Insulin makers have faced questioning this year for their drug pricing practices – a class-action lawsuit filed in the U.S. District Court of Massachusetts in January alleges that Sanofi (NYSE:SNY), Novo Nordisk (NYSE:NVO) and Eli Lilly (NYSE:LLY) conspired to raise their list prices to get access to pharmacy benefit managers’ preferred lists, instead of competing with each other based on real market prices.
Some of the lawsuits’ plaintiffs pay almost $900 each month for their diabetes medications, according to the lawsuit. In an apparent attempt to combat the criticism, Sanofi yesterday established the industry’s strictest price-hike cap by pledging to limit increases according to healthcare inflation, except for extreme cases.

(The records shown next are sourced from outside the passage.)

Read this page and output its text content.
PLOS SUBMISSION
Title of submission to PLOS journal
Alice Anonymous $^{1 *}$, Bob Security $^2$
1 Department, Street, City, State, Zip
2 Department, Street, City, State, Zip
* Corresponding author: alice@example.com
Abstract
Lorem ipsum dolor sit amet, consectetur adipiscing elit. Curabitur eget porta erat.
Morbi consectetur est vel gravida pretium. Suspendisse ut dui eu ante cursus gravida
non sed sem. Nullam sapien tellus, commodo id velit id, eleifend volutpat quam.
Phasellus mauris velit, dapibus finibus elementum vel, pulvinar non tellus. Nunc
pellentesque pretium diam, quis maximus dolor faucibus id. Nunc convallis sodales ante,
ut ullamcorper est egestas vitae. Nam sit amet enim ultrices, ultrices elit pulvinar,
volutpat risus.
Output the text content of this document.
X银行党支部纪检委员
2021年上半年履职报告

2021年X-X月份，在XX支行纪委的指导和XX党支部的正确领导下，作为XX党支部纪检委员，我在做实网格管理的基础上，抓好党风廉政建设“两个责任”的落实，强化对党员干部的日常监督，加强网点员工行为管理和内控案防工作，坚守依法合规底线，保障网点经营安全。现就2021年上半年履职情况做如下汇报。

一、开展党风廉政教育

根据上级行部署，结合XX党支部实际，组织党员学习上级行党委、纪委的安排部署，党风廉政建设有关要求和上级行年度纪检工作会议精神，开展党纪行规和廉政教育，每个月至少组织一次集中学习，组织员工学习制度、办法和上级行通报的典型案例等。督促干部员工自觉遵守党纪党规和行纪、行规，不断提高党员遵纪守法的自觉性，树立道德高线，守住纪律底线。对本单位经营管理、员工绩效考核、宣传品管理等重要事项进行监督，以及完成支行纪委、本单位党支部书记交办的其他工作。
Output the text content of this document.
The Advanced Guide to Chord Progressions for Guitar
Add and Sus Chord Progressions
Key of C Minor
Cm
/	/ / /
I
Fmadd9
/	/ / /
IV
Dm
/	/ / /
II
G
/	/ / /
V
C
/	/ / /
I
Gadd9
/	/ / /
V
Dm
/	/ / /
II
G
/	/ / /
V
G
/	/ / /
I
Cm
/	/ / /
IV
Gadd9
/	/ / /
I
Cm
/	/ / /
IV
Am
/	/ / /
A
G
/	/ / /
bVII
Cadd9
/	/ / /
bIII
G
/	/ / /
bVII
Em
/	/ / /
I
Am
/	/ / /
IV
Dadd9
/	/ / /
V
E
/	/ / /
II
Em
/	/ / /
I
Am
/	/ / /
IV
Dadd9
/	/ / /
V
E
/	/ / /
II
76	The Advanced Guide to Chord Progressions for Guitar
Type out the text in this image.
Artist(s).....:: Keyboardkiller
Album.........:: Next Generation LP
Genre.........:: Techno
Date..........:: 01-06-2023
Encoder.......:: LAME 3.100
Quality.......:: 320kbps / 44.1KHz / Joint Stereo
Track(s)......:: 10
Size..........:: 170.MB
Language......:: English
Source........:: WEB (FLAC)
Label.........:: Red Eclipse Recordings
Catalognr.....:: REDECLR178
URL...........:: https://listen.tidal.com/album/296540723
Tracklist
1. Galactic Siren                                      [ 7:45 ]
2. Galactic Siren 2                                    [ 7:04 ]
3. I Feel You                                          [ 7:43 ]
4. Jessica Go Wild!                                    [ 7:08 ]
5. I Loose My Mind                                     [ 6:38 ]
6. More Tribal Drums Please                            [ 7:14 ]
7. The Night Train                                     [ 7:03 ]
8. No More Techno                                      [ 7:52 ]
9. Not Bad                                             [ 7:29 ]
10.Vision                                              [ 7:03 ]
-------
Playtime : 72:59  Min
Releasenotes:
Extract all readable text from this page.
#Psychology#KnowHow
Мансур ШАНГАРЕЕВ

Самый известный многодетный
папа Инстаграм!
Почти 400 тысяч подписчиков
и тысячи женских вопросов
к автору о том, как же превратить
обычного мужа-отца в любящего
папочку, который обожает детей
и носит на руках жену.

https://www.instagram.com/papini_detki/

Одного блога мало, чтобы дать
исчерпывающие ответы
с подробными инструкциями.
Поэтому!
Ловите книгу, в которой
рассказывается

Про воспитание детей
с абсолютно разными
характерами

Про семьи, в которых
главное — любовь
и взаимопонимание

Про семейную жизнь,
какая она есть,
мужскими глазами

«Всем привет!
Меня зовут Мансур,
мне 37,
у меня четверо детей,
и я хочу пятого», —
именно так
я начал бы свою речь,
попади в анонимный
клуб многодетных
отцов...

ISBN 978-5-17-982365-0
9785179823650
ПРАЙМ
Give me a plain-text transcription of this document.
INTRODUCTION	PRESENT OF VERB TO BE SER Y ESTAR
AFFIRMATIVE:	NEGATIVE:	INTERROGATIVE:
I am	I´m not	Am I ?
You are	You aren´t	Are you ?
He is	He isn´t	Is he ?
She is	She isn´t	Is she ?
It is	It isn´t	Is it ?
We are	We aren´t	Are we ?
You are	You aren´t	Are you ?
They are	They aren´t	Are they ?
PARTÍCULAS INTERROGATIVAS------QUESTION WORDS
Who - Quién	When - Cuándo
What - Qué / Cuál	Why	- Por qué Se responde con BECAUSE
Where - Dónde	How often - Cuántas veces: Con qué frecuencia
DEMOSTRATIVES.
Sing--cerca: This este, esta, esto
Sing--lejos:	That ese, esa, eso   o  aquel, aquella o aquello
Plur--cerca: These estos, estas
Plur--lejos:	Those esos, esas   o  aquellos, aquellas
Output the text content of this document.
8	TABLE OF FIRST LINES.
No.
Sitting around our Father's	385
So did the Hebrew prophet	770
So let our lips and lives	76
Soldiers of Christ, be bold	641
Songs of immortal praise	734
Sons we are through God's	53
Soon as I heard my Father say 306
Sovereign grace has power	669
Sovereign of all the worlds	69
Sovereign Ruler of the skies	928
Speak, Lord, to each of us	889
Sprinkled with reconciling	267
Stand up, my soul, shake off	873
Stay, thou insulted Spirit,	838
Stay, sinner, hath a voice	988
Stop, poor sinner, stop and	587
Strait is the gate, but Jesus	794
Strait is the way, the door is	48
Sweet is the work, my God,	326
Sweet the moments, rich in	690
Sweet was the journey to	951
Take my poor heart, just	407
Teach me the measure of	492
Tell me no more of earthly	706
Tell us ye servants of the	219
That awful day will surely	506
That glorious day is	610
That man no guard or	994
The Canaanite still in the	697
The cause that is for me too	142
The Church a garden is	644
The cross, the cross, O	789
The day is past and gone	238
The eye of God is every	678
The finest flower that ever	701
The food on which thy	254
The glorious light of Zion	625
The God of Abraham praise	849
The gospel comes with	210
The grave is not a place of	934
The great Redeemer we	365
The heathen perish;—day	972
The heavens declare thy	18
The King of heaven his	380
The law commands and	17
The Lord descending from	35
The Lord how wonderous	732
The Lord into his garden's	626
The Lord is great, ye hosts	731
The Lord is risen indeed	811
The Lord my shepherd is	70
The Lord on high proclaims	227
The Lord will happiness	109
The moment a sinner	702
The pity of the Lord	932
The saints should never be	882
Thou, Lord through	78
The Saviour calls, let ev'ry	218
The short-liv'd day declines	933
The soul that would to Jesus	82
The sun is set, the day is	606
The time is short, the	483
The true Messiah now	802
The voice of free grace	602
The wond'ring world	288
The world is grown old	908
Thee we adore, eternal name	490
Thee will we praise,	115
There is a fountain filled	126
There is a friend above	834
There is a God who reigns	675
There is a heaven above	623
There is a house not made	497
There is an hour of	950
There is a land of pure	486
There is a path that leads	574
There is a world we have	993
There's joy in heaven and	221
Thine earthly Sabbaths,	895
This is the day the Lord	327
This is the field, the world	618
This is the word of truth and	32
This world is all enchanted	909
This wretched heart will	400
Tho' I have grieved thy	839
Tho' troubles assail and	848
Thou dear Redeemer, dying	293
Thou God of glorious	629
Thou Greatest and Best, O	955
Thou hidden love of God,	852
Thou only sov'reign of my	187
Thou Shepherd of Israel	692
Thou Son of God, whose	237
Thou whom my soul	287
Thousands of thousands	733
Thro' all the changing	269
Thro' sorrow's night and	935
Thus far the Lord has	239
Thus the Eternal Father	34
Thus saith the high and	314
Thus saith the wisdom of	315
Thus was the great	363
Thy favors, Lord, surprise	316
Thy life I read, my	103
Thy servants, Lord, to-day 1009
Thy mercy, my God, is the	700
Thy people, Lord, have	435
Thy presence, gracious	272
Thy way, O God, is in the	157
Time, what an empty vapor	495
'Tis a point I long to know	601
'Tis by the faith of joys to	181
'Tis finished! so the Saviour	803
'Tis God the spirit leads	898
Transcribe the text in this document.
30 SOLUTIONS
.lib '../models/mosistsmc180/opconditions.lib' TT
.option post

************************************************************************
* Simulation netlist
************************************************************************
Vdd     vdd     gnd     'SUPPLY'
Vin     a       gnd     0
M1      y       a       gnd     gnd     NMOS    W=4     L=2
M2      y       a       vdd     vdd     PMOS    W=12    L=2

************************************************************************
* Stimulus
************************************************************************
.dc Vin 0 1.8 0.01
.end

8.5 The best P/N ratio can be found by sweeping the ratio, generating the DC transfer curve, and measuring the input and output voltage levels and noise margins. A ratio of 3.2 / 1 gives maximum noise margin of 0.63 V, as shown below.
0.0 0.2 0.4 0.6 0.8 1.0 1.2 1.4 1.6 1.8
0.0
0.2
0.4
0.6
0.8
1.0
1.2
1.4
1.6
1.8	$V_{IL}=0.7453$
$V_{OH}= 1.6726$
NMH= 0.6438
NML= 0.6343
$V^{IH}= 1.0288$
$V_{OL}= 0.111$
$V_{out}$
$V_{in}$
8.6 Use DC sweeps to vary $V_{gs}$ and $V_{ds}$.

The company said it will keep price increases in the U.S. for 2017 at or below the national health expenditures growth projection of 5.4%.
“We want everyone – including patients, providers, payers, PBMs, policy makers, regulators and our shareholders – to understand why we set prices as we do, and to reaffirm to them our commitment to the principles of access, affordability and innovation,” CEO Olivier Brandicourt said in prepared remarks. “We continue to believe our industry has a key role to play in delivering better outcomes for patients with innovative medicines that are cost-effective for the overall system.”
Sanofi added that it will disclose aggregate gross and net price increases in the future, saying that the company wants “to help people understand what aspects of the ultimate cost we can control, and where the levers are controlled by others.”
In 2016, Sanofi’s average list price relative to last year increased 4% across its U.S. portfolio, but net prices fell 2.1%.
Nordisk took a similar approach in December, when it committed to limiting annual price hikes to single-digit percentages.